Jean-Claude PIROTTE
Mont Afrique
Le Cherche-Midi éditeur
1999
160 p.
Le silence des mots
Comment appeler ce qui se présente comme le dernier roman de Pirotte ? Tout se passe comme s'il y relisait tout ce qu'il a auparavant écrit ; cette image d'une relecture critique (examen de conscience ?) de l'écrivain par lui-même est suggérée par le glissement du je (à l'intérieur de l'histoire, il y participe) au il (cantonné à l'extérieur de l'histoire). D'où l'effet de distance ici observé : désir d'y voir plus clair, et boiterie (de l'acteur au spectateur). Voyons ce que relit Pirotte en son discours « litanique » et désordonné, comme il est de nonchalante règle chez lui. La quête amoureuse toujours à entreprendre. La mise à mort symbolique de la mère : « le caillou lisse et dont la pointe est polie jaillit de ma main droite pour frapper ma mère au front. » L'invétérée prédilection pour le bleu des peintres, les aligotés bourguignons, les genièvres hollandais.

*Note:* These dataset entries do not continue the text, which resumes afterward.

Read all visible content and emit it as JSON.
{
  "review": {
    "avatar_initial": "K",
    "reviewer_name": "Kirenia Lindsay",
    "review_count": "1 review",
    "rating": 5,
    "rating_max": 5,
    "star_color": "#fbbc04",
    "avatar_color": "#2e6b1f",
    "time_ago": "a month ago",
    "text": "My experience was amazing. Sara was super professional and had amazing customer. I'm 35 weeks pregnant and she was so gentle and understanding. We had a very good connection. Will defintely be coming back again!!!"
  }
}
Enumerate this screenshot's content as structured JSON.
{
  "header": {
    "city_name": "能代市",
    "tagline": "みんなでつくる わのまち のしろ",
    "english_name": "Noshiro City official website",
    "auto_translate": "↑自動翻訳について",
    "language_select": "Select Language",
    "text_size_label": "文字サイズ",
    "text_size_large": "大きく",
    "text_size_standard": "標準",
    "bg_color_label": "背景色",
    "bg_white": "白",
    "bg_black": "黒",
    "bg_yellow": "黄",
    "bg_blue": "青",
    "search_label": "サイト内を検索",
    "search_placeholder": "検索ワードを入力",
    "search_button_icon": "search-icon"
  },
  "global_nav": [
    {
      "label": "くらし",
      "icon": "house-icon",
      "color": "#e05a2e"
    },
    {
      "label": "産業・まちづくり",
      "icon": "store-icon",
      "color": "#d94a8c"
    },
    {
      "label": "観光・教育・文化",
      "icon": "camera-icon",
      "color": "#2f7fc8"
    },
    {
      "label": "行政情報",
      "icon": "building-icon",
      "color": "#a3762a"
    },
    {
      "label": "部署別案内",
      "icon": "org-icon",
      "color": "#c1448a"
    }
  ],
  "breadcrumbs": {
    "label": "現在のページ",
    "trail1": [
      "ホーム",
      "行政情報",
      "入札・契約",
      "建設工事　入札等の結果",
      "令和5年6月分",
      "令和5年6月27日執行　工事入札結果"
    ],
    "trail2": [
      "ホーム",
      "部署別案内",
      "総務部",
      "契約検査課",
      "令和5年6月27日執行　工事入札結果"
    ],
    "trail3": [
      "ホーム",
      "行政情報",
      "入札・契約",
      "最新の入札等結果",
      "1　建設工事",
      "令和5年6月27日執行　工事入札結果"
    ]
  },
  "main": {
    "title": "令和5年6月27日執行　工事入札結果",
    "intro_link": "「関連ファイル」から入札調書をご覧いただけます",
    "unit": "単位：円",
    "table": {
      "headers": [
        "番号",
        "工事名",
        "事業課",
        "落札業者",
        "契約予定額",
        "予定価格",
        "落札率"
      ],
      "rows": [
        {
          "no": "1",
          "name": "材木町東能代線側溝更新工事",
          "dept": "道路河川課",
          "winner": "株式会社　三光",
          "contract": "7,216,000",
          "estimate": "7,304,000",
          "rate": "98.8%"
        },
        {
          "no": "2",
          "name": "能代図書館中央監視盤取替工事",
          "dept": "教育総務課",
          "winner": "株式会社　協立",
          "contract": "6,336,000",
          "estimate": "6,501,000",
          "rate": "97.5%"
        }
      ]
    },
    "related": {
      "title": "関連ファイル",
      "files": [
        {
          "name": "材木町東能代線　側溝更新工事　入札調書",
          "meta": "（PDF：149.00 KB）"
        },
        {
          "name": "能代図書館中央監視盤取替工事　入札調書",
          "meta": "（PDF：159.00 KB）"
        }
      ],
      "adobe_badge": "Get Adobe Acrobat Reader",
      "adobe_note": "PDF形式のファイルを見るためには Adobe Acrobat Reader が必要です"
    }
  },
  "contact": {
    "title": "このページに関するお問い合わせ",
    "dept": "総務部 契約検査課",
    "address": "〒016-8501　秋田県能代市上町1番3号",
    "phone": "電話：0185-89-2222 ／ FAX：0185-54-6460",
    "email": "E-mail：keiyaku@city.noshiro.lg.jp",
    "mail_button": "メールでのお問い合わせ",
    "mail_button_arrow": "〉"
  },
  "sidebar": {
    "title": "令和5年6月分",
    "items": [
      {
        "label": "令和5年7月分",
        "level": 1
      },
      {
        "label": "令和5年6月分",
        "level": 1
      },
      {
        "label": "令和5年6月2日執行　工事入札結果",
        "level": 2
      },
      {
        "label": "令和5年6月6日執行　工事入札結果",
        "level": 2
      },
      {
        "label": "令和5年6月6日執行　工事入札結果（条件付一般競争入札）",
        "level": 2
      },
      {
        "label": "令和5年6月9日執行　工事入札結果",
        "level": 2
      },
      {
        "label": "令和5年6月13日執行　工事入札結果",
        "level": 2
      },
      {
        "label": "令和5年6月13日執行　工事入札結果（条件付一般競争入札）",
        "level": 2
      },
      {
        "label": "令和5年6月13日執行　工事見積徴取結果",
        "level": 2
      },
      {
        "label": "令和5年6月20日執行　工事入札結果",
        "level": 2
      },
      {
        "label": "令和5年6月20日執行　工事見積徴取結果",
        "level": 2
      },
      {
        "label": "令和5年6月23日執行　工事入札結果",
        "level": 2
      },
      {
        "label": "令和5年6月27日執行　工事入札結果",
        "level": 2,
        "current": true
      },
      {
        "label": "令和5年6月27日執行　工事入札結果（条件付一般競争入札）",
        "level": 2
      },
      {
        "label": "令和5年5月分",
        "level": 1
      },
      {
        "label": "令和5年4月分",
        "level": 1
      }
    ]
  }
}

L'aveu d'une boiterie protéiforme : d'un amour l'autre, de la vie à la fiction : comment « vivre, alors que la fiction nous domine et nous étouffe » ? Disposerait-on de plusieurs vies ? Qui est-on ? On le sait de reste : « Je ne suis que la créature ignorée d'un romancier prodigue (Dhôtel, Audiberti, Queneau ?), ce n'est qu'à ce titre que je me trouve "en vie" ». La monomanie de la citation, et le texte rebondit de Perros à Butor, de Milosz à Follain, de Chardonne à Thomas.
La certitude de ne jamais voir son nom figurer au frontispice d'œuvres complètes : « je n'achève jamais les histoires que j'entreprends de raconter. » Les trafics louches avec un Verdi débarqué de Boléro ou d'ailleurs. Les brusques cavales. L'assurance que le contraire est l'identique. Le goût des musiques. La fidèle pratique de l'oxymore, révélatrice d'un penchant (c'est peu dire) pour le paradoxal. Le choix de la pudeur, quand on avoue une âme de midinette. Comme en chaque livre, Pirotte dirait tout et son contraire ? « Je dis cela mais il est aussi vrai que je n'en crois rien. » Parlerait inlassablement pour ne rien dire ? « Je ne raconte rien, il n'y a rien à raconter... » Voire. Car ce livre, étiqueté roman, raconte quelque chose. Une intrigue irrigue, parfois au grand jour, parfois souterrainement, ces pages ; même si le narrateur professe : « Je ne peux pas écrire de romans... » Certes, puisque la vie est romanesque. Anna, cette mineure enlevée par le narrateur et qu'il entraîne dans ses rêveries et ses cavales — quelle douloureuse histoire où se devine une jeune fille, Anne, enlevée à l'été 62, épousée, suicidaire, morte à 24 ans : « je l'ai emmenée chez sa grand-mère dans le nord, ensuite je l'ai épousée, ensuite elle est morte. » Ce livre raconte si bien quelque chose qu'à plusieurs reprises l'Histoire y montre le bout de son nez ; il prend si décidément une allure de roman qu'on le surprend à décrire physiquement un personnage.
Mais l'essentiel n'est pas de s'inféoder peu ou prou à un genre littéraire. Il est de célébrer l'art de la fugue : « Aucune vie possible sans école buissonnière. » Barnabé, en qui nous reconnaissons l'enfant Jean-Claude, sera traînard et fugueur pour « tourner en rond ». Pour échapper à l'enfermement. Pour, comme le narrateur, défier l'impossible. Pour « parler pour ne rien dire » en espérant « tout dire en un seul mot, mais lequel... ».
Ce mot, Pirotte se l'était promis. Nous l'espérions : « C'était l'époque où mon faux père, le légitime, à qui je redoutais tellement de ressembler, vivait encore. Mais nous n'avions jamais eu rien de commun (mis à part, peut-être, une chose que je dirai si j'en ai le courage). » Le courage, ou l'impudeur ? De toutes façons, « on est toujours privé de père quoi qu'il arrive. Privé de mère aussi, n'en parlons plus. » Pareille décision est tout, chez Pirotte, sauf irrévocable. A moins que cette montagne, Mont Afrique, comble les combes qui n'arrêtent pas de se creuser dans les livres de Pirotte — autant de métaphores d'un manque irréductible.